Foundations For Analytics With Python From Non Programmer To Hacker


Download Foundations For Analytics With Python From Non Programmer To Hacker PDF/ePub or read online books in Mobi eBooks. Click Download or Read Online button to get Foundations For Analytics With Python From Non Programmer To Hacker book now. This website allows unlimited access to, at the time of writing, more than 1.5 million titles, including hundreds of thousands of titles in various foreign languages.

Download

Foundations for Analytics with Python


Foundations for Analytics with Python

Author: Clinton W. Brownley

language: en

Publisher: "O'Reilly Media, Inc."

Release Date: 2016-08-16


DOWNLOAD





If you’re like many of Excel’s 750 million users, you want to do more with your data—like repeating similar analyses over hundreds of files, or combining data in many files for analysis at one time. This practical guide shows ambitious non-programmers how to automate and scale the processing and analysis of data in different formats—by using Python. After author Clinton Brownley takes you through Python basics, you’ll be able to write simple scripts for processing data in spreadsheets as well as databases. You’ll also learn how to use several Python modules for parsing files, grouping data, and producing statistics. No programming experience is necessary.

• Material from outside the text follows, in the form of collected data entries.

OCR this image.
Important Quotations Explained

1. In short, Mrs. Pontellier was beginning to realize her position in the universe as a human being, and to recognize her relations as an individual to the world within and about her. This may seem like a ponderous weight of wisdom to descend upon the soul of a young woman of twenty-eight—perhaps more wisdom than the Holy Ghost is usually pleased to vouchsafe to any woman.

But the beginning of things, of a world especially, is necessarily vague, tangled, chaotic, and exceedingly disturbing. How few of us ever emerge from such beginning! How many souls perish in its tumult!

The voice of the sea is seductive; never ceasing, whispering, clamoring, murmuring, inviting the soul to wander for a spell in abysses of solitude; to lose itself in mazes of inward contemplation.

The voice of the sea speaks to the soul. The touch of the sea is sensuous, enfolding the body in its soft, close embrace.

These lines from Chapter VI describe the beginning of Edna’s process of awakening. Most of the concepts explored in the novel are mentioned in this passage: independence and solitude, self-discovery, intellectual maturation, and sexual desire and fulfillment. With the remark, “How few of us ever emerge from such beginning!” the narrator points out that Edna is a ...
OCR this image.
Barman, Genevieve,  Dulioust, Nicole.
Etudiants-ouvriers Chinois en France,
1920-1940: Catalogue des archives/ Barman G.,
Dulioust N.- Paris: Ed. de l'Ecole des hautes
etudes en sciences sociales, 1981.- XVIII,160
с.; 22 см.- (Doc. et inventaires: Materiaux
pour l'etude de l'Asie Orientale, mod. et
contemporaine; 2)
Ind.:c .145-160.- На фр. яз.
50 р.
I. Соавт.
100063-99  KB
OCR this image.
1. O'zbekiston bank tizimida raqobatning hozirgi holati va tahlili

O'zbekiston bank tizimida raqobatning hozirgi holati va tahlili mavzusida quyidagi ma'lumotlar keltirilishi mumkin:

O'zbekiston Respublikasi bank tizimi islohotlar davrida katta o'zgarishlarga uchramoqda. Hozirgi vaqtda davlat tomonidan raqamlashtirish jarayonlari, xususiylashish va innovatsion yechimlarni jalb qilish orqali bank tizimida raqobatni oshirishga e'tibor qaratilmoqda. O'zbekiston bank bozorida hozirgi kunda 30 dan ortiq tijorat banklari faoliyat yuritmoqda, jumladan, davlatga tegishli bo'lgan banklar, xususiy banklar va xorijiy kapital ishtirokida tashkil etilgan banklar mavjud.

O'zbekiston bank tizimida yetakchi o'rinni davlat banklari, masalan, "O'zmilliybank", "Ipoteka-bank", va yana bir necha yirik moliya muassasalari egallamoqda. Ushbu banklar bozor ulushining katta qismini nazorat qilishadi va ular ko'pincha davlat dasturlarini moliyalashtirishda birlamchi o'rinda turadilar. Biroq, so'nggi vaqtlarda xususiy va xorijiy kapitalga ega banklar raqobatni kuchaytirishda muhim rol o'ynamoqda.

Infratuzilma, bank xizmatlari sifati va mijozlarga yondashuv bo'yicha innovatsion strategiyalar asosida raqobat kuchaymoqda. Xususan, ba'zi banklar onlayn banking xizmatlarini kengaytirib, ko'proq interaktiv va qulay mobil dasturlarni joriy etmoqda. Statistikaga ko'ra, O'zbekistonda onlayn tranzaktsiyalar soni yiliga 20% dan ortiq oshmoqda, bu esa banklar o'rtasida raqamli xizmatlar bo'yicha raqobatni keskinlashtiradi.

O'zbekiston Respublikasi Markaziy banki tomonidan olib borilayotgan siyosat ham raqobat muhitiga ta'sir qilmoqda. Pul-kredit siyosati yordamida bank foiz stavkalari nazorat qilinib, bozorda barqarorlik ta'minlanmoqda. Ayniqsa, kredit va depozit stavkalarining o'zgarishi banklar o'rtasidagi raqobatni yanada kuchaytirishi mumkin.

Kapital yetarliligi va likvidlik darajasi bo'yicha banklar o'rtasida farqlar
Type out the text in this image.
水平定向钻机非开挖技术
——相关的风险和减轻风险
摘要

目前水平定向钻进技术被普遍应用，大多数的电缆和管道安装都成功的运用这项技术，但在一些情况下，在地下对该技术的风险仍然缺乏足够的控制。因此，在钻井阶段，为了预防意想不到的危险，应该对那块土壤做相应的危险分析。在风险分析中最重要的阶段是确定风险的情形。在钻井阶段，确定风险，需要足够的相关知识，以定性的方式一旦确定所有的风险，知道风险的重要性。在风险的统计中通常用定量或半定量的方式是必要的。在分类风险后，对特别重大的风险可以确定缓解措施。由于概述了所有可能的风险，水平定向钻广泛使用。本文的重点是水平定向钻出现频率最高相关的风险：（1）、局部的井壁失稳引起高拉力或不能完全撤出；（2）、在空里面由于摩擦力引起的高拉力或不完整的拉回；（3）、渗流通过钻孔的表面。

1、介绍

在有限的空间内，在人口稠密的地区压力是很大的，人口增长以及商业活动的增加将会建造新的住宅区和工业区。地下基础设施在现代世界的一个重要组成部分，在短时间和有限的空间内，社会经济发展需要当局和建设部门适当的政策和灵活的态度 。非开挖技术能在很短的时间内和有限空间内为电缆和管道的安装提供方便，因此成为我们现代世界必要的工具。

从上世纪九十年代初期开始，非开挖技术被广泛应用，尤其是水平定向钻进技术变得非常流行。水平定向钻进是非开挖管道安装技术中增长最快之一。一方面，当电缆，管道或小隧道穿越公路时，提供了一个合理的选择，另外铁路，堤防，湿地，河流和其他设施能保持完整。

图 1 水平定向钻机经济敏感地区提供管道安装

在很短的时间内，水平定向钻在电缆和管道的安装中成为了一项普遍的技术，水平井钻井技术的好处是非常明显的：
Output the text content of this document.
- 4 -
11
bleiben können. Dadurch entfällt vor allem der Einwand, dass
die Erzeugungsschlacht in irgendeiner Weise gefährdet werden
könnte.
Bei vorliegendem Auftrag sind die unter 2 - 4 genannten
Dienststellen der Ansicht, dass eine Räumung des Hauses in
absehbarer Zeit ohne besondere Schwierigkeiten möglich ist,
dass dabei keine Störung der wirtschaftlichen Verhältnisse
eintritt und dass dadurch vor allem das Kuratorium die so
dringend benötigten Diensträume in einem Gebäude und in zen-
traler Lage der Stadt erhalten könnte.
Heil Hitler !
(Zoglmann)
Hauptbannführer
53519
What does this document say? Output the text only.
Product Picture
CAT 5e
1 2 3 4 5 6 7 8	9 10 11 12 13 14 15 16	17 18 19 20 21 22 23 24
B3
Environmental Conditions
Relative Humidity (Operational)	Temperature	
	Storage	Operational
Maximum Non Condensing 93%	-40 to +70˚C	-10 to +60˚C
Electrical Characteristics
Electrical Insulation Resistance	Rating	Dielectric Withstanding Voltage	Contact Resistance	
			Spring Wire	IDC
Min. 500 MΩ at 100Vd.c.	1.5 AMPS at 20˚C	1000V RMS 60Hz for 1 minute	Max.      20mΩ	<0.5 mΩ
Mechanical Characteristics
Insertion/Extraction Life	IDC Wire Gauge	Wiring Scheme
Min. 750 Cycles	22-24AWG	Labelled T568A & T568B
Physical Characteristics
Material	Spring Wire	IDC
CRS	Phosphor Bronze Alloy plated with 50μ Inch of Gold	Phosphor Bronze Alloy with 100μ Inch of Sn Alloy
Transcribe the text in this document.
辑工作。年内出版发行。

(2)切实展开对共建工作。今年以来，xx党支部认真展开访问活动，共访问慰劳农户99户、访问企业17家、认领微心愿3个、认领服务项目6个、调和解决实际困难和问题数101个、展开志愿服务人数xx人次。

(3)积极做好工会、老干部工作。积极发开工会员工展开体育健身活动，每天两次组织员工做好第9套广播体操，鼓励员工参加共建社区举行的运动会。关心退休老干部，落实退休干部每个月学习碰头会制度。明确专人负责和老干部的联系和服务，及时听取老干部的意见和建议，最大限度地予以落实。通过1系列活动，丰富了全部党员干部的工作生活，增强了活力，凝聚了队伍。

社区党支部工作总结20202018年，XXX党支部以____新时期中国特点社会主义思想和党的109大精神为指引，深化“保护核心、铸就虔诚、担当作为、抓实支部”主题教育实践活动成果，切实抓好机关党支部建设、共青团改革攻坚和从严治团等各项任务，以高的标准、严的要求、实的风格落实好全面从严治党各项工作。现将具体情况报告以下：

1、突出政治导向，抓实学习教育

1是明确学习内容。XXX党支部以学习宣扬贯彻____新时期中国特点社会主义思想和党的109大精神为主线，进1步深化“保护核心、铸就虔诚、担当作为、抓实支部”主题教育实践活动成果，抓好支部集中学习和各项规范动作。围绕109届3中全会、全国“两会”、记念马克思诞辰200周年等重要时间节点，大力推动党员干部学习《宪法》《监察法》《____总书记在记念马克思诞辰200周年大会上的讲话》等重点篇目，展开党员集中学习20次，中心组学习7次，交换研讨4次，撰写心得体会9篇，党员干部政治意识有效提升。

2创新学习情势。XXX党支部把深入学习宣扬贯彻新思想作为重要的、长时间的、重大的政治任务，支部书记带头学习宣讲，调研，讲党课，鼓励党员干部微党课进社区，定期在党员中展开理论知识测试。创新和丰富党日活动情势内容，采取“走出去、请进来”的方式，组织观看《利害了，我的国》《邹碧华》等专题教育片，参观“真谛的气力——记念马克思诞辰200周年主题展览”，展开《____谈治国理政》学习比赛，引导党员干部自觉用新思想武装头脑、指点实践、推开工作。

Create and run your own Python scripts by learning basic syntax Use Python’s csv module to read and parse CSV files Read multiple Excel worksheets and workbooks with the xlrd module Perform database operations in MySQL or with the mysqlclient module Create Python applications to find specific records, group data, and parse text files Build statistical graphs and plots with matplotlib, pandas, ggplot, and seaborn Produce summary statistics, and estimate regression and classification models Schedule your scripts to run automatically in both Windows and Mac environments

Python程序设计


Python程序设计

Author: 孔令信

language: zh-CN

Publisher: 重庆大学电子音像出版社有限公司

Release Date: 2021-03-01


DOWNLOAD





《Python程序設計》是面向大學計算機科學專業的教材。本書以Python語言為工具,採用相當傳統的方法,強調解決問題、設計和編程是計算機科學的核心技能。 全書共13章,此外,還包含兩個附錄。第 1章到第5章介紹計算機與程序、編寫簡單程序、數字計算、對象和圖形、字符串處理等基礎知識。第6章到第8章介紹函數、判斷結構、循環結構和布爾值等話題。第9章到第 13章著重介紹一些較為高檔的程序設計方法,包括模擬與設計、類、數據集合、面向對象設計、算法設計與遞歸等。附錄部分給出了Python快速參考和術語表。每一章的末尾配有豐富的練習,包括複習問題、討論和編程聯繫等多種形式,幫助讀者鞏固該章的知識和技能。 《Python程序設計》特色鮮明、示例生動有趣、內容易讀易學,適合Python入門程序員閱讀,也適合高校計算機專業的教師和學生參考。 More

Practical Data Analysis


Practical Data Analysis

Author: Hector Cuesta

language: en

Publisher: Packt Publishing Ltd

Release Date: 2016-09-30


DOWNLOAD





A practical guide to obtaining, transforming, exploring, and analyzing data using Python, MongoDB, and Apache Spark About This Book Learn to use various data analysis tools and algorithms to classify, cluster, visualize, simulate, and forecast your data Apply Machine Learning algorithms to different kinds of data such as social networks, time series, and images A hands-on guide to understanding the nature of data and how to turn it into insight Who This Book Is For This book is for developers who want to implement data analysis and data-driven algorithms in a practical way. It is also suitable for those without a background in data analysis or data processing. Basic knowledge of Python programming, statistics, and linear algebra is assumed. What You Will Learn Acquire, format, and visualize your data Build an image-similarity search engine Generate meaningful visualizations anyone can understand Get started with analyzing social network graphs Find out how to implement sentiment text analysis Install data analysis tools such as Pandas, MongoDB, and Apache Spark Get to grips with Apache Spark Implement machine learning algorithms such as classification or forecasting In Detail Beyond buzzwords like Big Data or Data Science, there are a great opportunities to innovate in many businesses using data analysis to get data-driven products. Data analysis involves asking many questions about data in order to discover insights and generate value for a product or a service. This book explains the basic data algorithms without the theoretical jargon, and you'll get hands-on turning data into insights using machine learning techniques. We will perform data-driven innovation processing for several types of data such as text, Images, social network graphs, documents, and time series, showing you how to implement large data processing with MongoDB and Apache Spark. Style and approach This is a hands-on guide to data analysis and data processing. The concrete examples are explained with simple code and accessible data.